I say this thinking of Addis Ababa, Ethiopia. If one goes outside the city to the hills around, and looks down at the bowl into which most of the city fits, I think that this too will be a very different city in less than ten years, as will many African cities. In Abuja, Nigeria, they are enacting a twelve-phase development plan, and are now in phase four. For nearly all the development work for phase five, the Chinese have invested, ensuring that phase six is not so far away.
Addis Ababa, at 8,000 plus feet above sea level, is the third highest capital in the world, but because it sits in a bowl, at times of thermal inversion it will be a city increasingly hard to see from the hills, just as Mexico City and Los Angeles are on some days now. The pollution of progress will wash over the city, and what one will see will be the peaks of buildings that have yet to be built.
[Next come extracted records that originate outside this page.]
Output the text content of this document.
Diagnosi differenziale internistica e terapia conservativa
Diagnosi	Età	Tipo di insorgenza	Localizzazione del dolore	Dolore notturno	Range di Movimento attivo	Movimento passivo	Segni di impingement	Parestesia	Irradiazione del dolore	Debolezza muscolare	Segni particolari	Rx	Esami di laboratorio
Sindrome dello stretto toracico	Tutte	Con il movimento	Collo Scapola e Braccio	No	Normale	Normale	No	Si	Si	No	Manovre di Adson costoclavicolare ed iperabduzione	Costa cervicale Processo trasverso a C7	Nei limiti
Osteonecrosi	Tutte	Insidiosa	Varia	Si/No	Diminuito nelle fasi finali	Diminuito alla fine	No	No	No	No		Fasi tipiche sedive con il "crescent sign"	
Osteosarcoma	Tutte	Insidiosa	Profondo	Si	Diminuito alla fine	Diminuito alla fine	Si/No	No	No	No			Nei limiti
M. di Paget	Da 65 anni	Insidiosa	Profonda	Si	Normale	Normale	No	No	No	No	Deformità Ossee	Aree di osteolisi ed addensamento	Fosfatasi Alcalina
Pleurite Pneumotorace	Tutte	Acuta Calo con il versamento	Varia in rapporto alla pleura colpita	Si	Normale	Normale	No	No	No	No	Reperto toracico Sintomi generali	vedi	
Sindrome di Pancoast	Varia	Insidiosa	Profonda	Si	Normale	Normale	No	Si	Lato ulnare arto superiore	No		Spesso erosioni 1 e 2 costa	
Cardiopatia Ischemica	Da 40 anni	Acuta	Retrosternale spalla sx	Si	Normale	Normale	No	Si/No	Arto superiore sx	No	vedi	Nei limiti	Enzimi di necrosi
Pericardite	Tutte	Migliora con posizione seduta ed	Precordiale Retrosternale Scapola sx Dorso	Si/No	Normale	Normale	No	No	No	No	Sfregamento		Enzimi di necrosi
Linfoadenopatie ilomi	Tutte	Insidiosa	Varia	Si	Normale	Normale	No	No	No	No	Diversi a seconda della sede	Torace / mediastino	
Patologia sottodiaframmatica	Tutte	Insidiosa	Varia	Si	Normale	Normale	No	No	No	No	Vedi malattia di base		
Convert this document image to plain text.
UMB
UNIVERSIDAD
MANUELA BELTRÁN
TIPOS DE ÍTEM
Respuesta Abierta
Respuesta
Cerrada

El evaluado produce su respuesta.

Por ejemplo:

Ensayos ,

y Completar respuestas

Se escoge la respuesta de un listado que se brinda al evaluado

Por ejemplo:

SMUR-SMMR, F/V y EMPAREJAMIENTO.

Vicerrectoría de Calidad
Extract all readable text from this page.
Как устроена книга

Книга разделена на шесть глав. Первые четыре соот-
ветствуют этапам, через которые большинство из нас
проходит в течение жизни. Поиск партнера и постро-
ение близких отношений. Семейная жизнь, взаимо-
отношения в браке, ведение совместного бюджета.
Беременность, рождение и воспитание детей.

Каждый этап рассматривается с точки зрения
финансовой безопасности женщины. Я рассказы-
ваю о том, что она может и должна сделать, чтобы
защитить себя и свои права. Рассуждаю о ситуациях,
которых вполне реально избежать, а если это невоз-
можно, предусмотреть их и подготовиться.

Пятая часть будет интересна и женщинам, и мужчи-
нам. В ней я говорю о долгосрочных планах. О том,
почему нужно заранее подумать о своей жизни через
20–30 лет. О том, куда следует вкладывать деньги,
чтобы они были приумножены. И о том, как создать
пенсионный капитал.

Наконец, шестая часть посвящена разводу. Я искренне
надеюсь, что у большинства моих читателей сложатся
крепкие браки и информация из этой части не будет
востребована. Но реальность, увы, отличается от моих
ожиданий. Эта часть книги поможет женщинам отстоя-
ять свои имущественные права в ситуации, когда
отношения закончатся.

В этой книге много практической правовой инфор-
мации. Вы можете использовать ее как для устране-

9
Addis Ababa will be a very different city than even the hub of activity and perceived chaos it is today, a mix of old and new, just as Shanghai was thirty years ago.
There are several similarities to China of 1987 in the Ethiopia of 2013, though it seems difficult for Americans to comprehend. The standard of living for the people is rising and there is slowly, cautiously, a creeping openness in public discussions. By American standards, political control is too heavy-handed, but one must realize what the country's recent past has meant. China had the Cultural Revolution and its aftermath into the early 80s, and Ethiopia had its own horrific oppression in the 70s and 80s. Both countries took a giant leap backwards before beginning to come out of the abyss.
It is difficult to have perspective if you haven't ever been through these type of experiences. We can look at how our own Civil War affected our nation and see some of those wounds still affecting us more than 150 years later.